スタジオは市場収縮を経て「プロダクトファースト」へシフトした。ブロックチェーンゲームへの資金は2022年の100億ドル超から2025年には2億9300万ドルまで急減した。スタジオはトークン投機より実収益を重視し始めている。ギルド参加率も2022年の20.7%から2025年の7.9%まで落ち、持続不能なモデルが淘汰された。
詐欺、資金不足、AIが主要リスクに浮上
活発な動きの一方で、業界は深刻な障壁にも直面している。詐欺や不正は依然、最大の脅威(36.0%が指摘)である。ラグプルや悪質スキームの存在が、慎重なゲーマー層の普及を妨げている。
資金不足も課題であり、重要度では2位(32.6%)。2021年以降、新興企業の80%から93%が資金枯渇で閉鎖を余儀なくされた。主要VCの新規投資もストップした。スタジオは今、収益性と持続性を証明する責任を負う。
生成AIは成長のカギでもあり、同時にリスクも孕む。マーケティングやコンテンツ制作で46%がAIに期待を寄せる一方、38.9%はAIによる不正利用への懸念を示す。不正行為の増加、内容の陳腐化、創造性の喪失などが課題である。
デジタル基盤が中東・北アフリカの競争力強化
MENAの成長は、イノベーション志向の規制だけでなく、デジタルネイティブな人口構成と高い金融リテラシー、リスク許容度によるもの。MENAのトレーダーの約45%がデモ口座で取引を始めており、経済教育への需要が広く存在していることがうかがえる。地域のトレーダーは高い勝率と世界随一のリスク志向を示す。
近代的決済システムも重要な役割を果たしている。多くの国で即時決済、オートメーション化されたクリアリングハウス、モバイル基盤が整備された。これらの整備により、取引コストと決済時間が削減され、国境を超えた価値移転がブロックチェーンゲーム経済で現実となっている。

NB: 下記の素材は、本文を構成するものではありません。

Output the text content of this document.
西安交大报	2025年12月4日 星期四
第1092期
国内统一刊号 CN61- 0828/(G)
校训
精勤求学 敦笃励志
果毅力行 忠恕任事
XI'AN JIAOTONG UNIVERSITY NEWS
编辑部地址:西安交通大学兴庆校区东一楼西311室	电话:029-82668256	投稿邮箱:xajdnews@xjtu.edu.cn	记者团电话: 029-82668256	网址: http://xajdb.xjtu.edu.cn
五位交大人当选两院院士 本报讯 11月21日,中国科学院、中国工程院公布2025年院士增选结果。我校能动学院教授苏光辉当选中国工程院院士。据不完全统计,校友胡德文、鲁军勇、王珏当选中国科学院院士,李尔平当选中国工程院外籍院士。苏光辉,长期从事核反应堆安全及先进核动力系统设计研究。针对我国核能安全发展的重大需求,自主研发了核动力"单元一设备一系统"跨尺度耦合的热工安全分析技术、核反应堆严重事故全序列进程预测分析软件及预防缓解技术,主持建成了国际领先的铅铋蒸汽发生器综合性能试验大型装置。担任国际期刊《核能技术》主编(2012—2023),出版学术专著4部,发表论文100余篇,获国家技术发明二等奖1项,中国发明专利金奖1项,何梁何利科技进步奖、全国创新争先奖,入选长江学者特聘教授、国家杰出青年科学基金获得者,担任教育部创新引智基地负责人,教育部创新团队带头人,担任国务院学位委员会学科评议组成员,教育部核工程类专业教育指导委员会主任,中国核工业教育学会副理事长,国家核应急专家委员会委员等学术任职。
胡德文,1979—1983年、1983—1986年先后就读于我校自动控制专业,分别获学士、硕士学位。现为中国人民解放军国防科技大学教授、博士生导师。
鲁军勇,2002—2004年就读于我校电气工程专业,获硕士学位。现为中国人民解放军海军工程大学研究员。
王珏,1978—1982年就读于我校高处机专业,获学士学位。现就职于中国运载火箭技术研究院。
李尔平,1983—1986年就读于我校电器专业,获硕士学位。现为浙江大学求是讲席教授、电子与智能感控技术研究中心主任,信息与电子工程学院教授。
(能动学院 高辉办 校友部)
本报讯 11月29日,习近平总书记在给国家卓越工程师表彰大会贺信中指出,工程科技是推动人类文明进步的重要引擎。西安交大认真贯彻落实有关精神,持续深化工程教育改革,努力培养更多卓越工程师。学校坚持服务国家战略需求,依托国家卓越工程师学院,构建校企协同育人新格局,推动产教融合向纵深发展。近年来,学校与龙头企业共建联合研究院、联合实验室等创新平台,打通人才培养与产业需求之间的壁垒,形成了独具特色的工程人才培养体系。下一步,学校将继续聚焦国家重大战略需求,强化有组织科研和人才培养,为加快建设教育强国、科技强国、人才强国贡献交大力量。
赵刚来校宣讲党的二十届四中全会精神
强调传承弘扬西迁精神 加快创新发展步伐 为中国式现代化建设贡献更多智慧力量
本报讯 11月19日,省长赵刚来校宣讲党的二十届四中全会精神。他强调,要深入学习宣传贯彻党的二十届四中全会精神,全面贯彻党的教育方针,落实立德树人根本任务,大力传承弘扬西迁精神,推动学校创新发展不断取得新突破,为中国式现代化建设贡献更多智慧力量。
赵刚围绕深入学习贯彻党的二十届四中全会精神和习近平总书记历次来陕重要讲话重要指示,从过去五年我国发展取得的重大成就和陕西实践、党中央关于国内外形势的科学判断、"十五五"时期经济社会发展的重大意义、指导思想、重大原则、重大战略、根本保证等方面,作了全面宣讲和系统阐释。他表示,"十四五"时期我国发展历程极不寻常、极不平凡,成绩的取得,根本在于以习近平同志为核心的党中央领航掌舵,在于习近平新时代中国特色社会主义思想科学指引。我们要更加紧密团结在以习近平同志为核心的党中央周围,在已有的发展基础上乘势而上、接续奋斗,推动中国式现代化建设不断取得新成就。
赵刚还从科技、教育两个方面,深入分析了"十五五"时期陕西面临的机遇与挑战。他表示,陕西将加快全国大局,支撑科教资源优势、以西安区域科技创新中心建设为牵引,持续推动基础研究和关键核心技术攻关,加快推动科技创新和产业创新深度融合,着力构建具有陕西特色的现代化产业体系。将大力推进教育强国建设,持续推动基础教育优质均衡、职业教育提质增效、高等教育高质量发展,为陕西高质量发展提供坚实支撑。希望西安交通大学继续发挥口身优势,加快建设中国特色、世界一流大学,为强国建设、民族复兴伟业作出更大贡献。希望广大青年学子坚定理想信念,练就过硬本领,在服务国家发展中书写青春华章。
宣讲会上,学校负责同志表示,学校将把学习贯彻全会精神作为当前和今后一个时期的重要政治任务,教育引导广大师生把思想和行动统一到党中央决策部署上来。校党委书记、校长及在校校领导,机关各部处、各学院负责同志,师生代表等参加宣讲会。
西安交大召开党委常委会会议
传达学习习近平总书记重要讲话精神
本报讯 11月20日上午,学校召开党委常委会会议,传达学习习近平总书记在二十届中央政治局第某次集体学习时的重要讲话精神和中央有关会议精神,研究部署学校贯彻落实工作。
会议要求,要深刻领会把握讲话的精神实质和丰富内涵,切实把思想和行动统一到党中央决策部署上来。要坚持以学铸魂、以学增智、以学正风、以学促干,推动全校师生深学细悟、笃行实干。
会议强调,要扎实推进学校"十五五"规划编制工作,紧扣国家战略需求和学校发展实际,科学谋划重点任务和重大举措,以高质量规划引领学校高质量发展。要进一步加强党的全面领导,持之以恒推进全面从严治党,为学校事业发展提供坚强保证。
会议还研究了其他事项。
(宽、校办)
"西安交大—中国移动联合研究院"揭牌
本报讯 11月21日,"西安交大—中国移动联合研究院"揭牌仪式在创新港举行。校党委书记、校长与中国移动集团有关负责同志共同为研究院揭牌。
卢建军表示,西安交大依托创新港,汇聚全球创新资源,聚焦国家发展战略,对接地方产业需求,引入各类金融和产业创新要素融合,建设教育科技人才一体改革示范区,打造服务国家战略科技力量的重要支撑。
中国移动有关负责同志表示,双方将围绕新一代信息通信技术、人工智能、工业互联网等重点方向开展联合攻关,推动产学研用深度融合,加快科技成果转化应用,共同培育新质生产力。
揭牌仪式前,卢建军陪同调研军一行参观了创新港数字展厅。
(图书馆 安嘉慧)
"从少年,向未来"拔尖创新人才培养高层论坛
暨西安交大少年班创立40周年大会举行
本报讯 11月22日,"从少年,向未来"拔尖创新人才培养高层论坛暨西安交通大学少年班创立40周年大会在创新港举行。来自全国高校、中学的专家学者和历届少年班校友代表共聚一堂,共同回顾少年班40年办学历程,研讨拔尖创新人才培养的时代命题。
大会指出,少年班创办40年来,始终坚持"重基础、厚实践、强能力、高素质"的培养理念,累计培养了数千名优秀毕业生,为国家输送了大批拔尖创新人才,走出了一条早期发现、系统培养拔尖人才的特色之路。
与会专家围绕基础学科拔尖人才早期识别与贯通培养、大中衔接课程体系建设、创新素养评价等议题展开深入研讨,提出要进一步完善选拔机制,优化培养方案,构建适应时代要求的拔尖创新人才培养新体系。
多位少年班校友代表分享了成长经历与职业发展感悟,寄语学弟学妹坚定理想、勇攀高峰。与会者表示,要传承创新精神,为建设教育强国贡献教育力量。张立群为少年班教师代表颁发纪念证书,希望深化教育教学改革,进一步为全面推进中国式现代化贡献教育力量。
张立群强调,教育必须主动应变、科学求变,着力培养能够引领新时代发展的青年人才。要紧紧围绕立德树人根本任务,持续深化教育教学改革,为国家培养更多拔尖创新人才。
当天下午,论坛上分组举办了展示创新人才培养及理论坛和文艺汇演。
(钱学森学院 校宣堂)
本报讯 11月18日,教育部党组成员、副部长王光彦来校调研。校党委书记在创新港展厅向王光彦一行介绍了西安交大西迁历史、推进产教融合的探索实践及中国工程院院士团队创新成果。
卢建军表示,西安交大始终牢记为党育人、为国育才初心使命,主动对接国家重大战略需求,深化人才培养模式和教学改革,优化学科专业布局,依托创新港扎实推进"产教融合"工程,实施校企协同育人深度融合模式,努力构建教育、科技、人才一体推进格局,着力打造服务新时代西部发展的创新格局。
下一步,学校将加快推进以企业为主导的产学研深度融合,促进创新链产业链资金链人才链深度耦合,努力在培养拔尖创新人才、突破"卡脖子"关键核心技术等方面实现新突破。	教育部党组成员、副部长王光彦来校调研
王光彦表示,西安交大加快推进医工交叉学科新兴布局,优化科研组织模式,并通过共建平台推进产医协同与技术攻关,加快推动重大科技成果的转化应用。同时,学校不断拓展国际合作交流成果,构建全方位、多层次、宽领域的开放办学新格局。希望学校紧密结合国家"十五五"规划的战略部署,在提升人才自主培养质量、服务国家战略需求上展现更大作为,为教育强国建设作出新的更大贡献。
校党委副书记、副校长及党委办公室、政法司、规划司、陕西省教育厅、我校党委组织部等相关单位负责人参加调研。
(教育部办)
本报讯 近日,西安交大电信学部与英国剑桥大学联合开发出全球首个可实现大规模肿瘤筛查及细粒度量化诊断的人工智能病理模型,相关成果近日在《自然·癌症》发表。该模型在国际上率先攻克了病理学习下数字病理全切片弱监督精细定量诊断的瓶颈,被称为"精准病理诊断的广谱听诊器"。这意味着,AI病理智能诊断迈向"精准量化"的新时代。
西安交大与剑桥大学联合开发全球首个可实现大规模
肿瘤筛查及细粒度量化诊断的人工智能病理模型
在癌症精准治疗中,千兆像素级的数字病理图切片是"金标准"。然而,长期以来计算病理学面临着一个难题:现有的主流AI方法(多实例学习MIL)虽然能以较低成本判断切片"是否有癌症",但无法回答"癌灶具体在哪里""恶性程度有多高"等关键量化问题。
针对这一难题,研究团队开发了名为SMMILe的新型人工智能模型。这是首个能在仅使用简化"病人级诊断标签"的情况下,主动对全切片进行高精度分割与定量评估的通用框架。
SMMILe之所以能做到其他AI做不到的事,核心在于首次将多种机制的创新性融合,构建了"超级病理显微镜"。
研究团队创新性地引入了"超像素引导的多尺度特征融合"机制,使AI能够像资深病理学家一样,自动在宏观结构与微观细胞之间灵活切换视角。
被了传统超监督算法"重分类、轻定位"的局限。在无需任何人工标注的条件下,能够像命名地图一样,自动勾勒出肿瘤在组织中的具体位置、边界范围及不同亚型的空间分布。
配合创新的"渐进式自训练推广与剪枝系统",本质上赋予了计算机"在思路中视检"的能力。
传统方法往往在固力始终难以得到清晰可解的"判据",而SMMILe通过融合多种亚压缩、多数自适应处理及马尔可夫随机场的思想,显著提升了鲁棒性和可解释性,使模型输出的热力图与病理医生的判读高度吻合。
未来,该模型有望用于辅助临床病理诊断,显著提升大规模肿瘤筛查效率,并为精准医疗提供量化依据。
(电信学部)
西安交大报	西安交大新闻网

主要スタジオも注目している。BGA調査にはユービーアイソフト、スクウェア・エニックス、コインテレグラフ、ポリゴンラボ、DMCCドバイ、主要な地域金融機関のスタッフが名を連ねている。伝統的ゲーム企業とブロックチェーン系企業の接近は進む。パブリッシャーがWeb3を模索する中、既存モデルを維持しながら新技術を統合している。
世界全体でステーブルコインの年間決済高は2024年に27兆6000億ドルに上った。MENAはリテール決済イノベーションの主導役である。規制、基盤、ユーザー知識への注力により、ブロックチェーンゲームがニッチから主流になる過程で同地域は強い地位を築いている。
産業界が縮小を経て2026年回復を目指す
Web3トークン価格は過去最高値から90%〜95%下落した。スタジオはトークン依存のモデルから方針転換し、伝統的な収益方式にブロックチェーン要素を組み合わせている。多くのプロジェクトが消滅したが、残ったものは強固な基盤を持つ。知的財産と持続可能な経営モデルを持つスタジオが、2年間の資金難を経て再び投資家の注目を集めている。

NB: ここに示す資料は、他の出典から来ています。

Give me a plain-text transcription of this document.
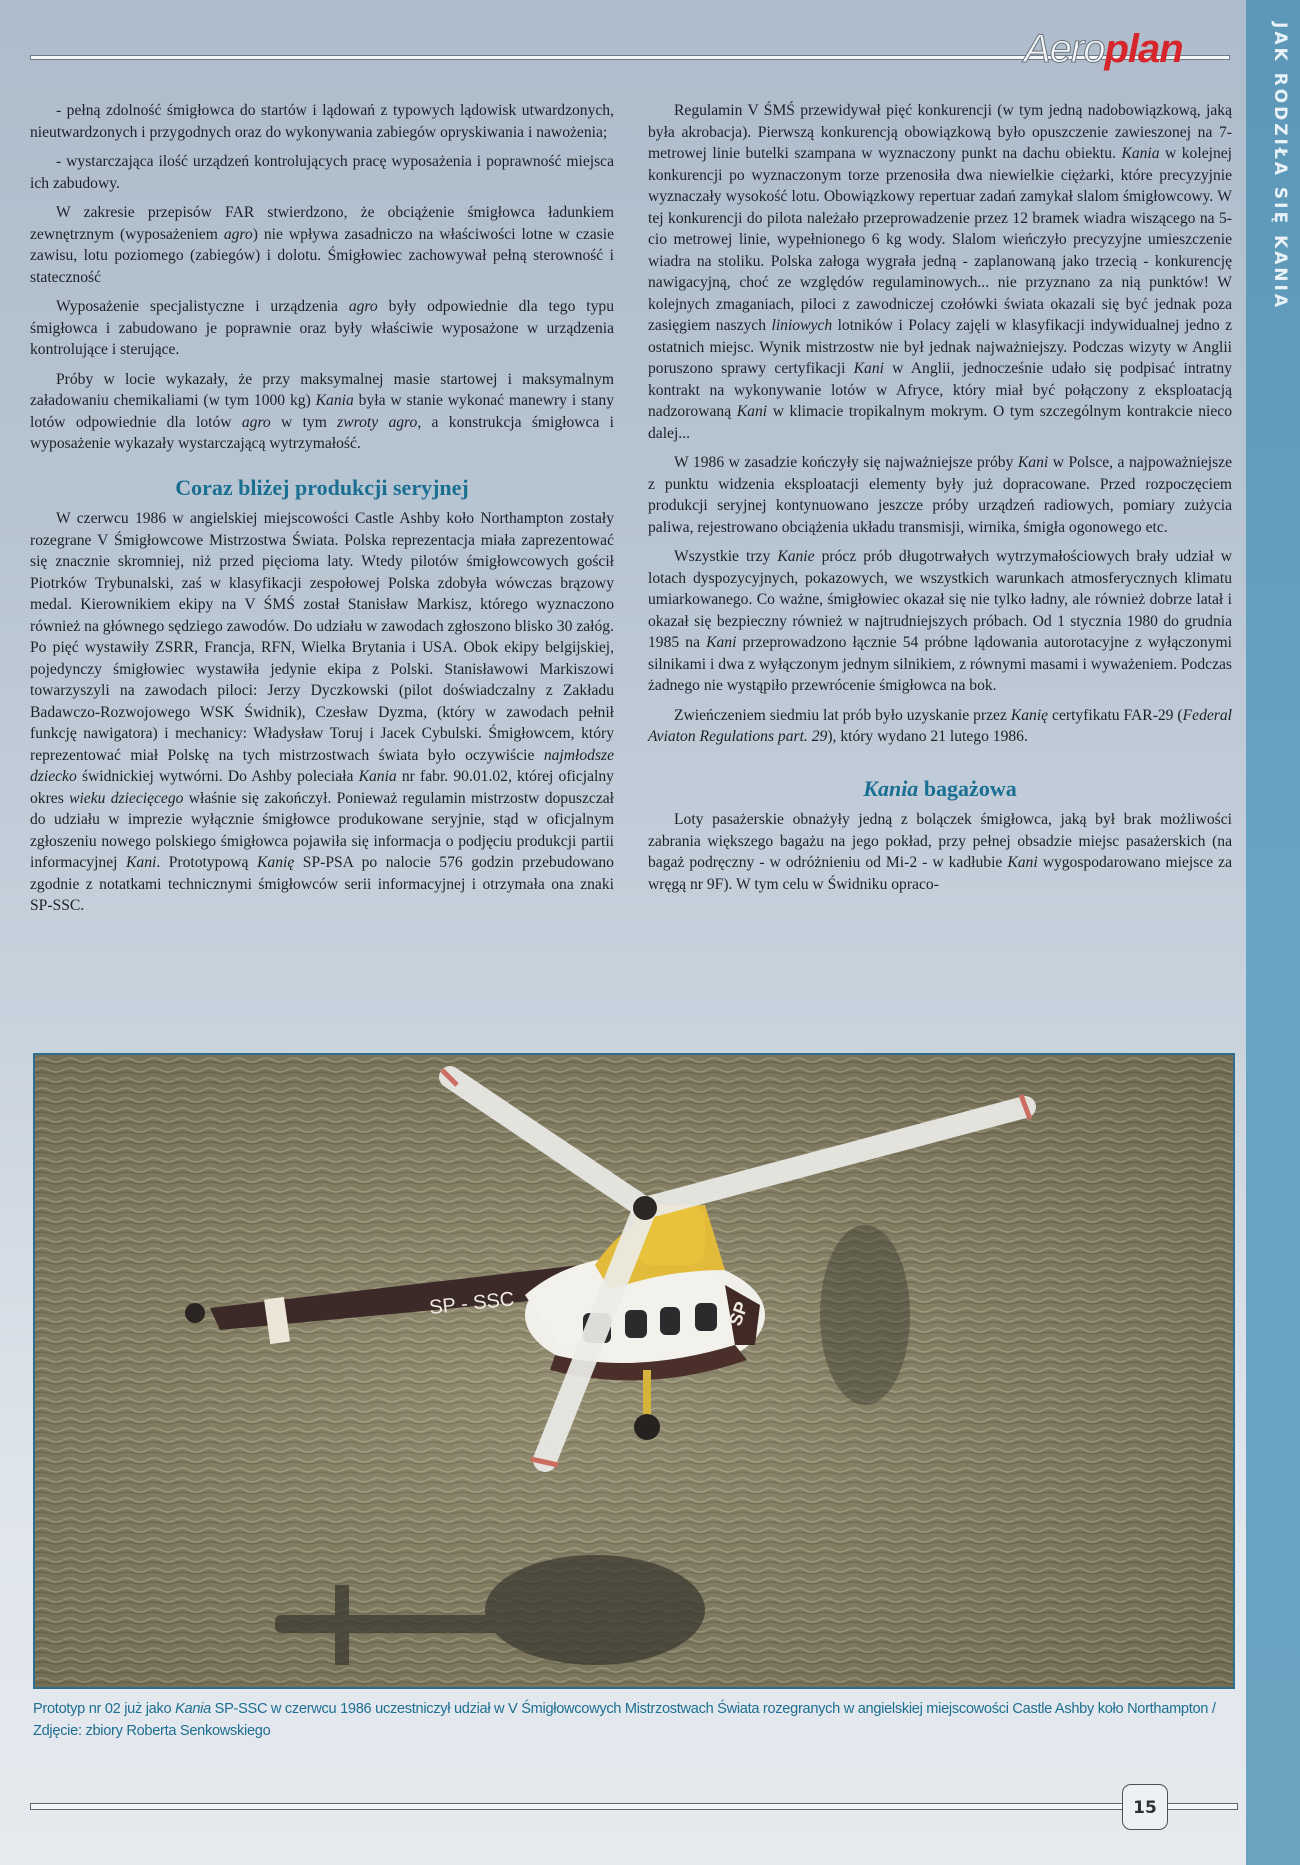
JAK RODZIŁA SIĘ KANIA
Aeroplan

- pełną zdolność śmigłowca do startów i lądowań z typowych lądowisk utwardzonych, nieutwardzonych i przygodnych oraz do wykonywania zabiegów opryskiwania i nawożenia;

- wystarczająca ilość urządzeń kontrolujących pracę wyposażenia i poprawność miejsca ich zabudowy.

W zakresie przepisów FAR stwierdzono, że obciążenie śmigłowca ładunkiem zewnętrznym (wyposażeniem agro) nie wpływa zasadniczo na właściwości lotne w czasie zawisu, lotu poziomego (zabiegów) i dolotu. Śmigłowiec zachowywał pełną sterowność i stateczność

Wyposażenie specjalistyczne i urządzenia agro były odpowiednie dla tego typu śmigłowca i zabudowano je poprawnie oraz były właściwie wyposażone w urządzenia kontrolujące i sterujące.

Próby w locie wykazały, że przy maksymalnej masie startowej i maksymalnym załadowaniu chemikaliami (w tym 1000 kg) Kania była w stanie wykonać manewry i stany lotów odpowiednie dla lotów agro w tym zwroty agro, a konstrukcja śmigłowca i wyposażenie wykazały wystarczającą wytrzymałość.

Coraz bliżej produkcji seryjnej

W czerwcu 1986 w angielskiej miejscowości Castle Ashby koło Northampton zostały rozegrane V Śmigłowcowe Mistrzostwa Świata. Polska reprezentacja miała zaprezentować się znacznie skromniej, niż przed pięcioma laty. Wtedy pilotów śmigłowcowych gościł Piotrków Trybunalski, zaś w klasyfikacji zespołowej Polska zdobyła wówczas brązowy medal. Kierownikiem ekipy na V ŚMŚ został Stanisław Markisz, którego wyznaczono również na głównego sędziego zawodów. Do udziału w zawodach zgłoszono blisko 30 załóg. Po pięć wystawiły ZSRR, Francja, RFN, Wielka Brytania i USA. Obok ekipy belgijskiej, pojedynczy śmigłowiec wystawiła jedynie ekipa z Polski. Stanisławowi Markiszowi towarzyszyli na zawodach piloci: Jerzy Dyczkowski (pilot doświadczalny z Zakładu Badawczo-Rozwojowego WSK Świdnik), Czesław Dyzma, (który w zawodach pełnił funkcję nawigatora) i mechanicy: Władysław Toruj i Jacek Cybulski. Śmigłowcem, który reprezentować miał Polskę na tych mistrzostwach świata było oczywiście najmłodsze dziecko świdnickiej wytwórni. Do Ashby poleciała Kania nr fabr. 90.01.02, której oficjalny okres wieku dziecięcego właśnie się zakończył. Ponieważ regulamin mistrzostw dopuszczał do udziału w imprezie wyłącznie śmigłowce produkowane seryjnie, stąd w oficjalnym zgłoszeniu nowego polskiego śmigłowca pojawiła się informacja o podjęciu produkcji partii informacyjnej Kani. Prototypową Kanię SP-PSA po nalocie 576 godzin przebudowano zgodnie z notatkami technicznymi śmigłowców serii informacyjnej i otrzymała ona znaki SP-SSC.

Regulamin V ŚMŚ przewidywał pięć konkurencji (w tym jedną nadobowiązkową, jaką była akrobacja). Pierwszą konkurencją obowiązkową było opuszczenie zawieszonej na 7-metrowej linie butelki szampana w wyznaczony punkt na dachu obiektu. Kania w kolejnej konkurencji po wyznaczonym torze przenosiła dwa niewielkie ciężarki, które precyzyjnie wyznaczały wysokość lotu. Obowiązkowy repertuar zadań zamykał slalom śmigłowcowy. W tej konkurencji do pilota należało przeprowadzenie przez 12 bramek wiadra wiszącego na 5-cio metrowej linie, wypełnionego 6 kg wody. Slalom wieńczyło precyzyjne umieszczenie wiadra na stoliku. Polska załoga wygrała jedną - zaplanowaną jako trzecią - konkurencję nawigacyjną, choć ze względów regulaminowych... nie przyznano za nią punktów! W kolejnych zmaganiach, piloci z zawodniczej czołówki świata okazali się być jednak poza zasięgiem naszych liniowych lotników i Polacy zajęli w klasyfikacji indywidualnej jedno z ostatnich miejsc. Wynik mistrzostw nie był jednak najważniejszy. Podczas wizyty w Anglii poruszono sprawy certyfikacji Kani w Anglii, jednocześnie udało się podpisać intratny kontrakt na wykonywanie lotów w Afryce, który miał być połączony z eksploatacją nadzorowaną Kani w klimacie tropikalnym mokrym. O tym szczególnym kontrakcie nieco dalej...

W 1986 w zasadzie kończyły się najważniejsze próby Kani w Polsce, a najpoważniejsze z punktu widzenia eksploatacji elementy były już dopracowane. Przed rozpoczęciem produkcji seryjnej kontynuowano jeszcze próby urządzeń radiowych, pomiary zużycia paliwa, rejestrowano obciążenia układu transmisji, wirnika, śmigła ogonowego etc.

Wszystkie trzy Kanie prócz prób długotrwałych wytrzymałościowych brały udział w lotach dyspozycyjnych, pokazowych, we wszystkich warunkach atmosferycznych klimatu umiarkowanego. Co ważne, śmigłowiec okazał się nie tylko ładny, ale również dobrze latał i okazał się bezpieczny również w najtrudniejszych próbach. Od 1 stycznia 1980 do grudnia 1985 na Kani przeprowadzono łącznie 54 próbne lądowania autorotacyjne z wyłączonymi silnikami i dwa z wyłączonym jednym silnikiem, z równymi masami i wyważeniem. Podczas żadnego nie wystąpiło przewrócenie śmigłowca na bok.

Zwieńczeniem siedmiu lat prób było uzyskanie przez Kanię certyfikatu FAR-29 (Federal Aviaton Regulations part. 29), który wydano 21 lutego 1986.

Kania bagażowa

Loty pasażerskie obnażyły jedną z bolączek śmigłowca, jaką był brak możliwości zabrania większego bagażu na jego pokład, przy pełnej obsadzie miejsc pasażerskich (na bagaż podręczny - w odróżnieniu od Mi-2 - w kadłubie Kani wygospodarowano miejsce za wręgą nr 9F). W tym celu w Świdniku opraco-

SP - SSC	SP
Prototyp nr 02 już jako Kania SP-SSC w czerwcu 1986 uczestniczył udział w V Śmigłowcowych Mistrzostwach Świata rozegranych w angielskiej miejscowości Castle Ashby koło Northampton / Zdjęcie: zbiory Roberta Senkowskiego
15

MENA躍進の背景には、業界の成熟がある。地域開発者は安定した規制、多様な収益モデル、機関投資家や政府系ファンドからの資金面で恩恵を受けている。
2026年を見据え、業界は「質の高いゲームが長らく期待された成果を実現できるのか」に焦点を当てている。MENAのインフラ、人材、規制環境は大きな優位性となる。ただし、本当の成功には「報酬」目的ではなく、純粋に「楽しさ」で選ばれるゲームが生まれるかどうかが鍵となる。来年、MENAがブロックチェーンゲーム成長エンジンとなるかが試される。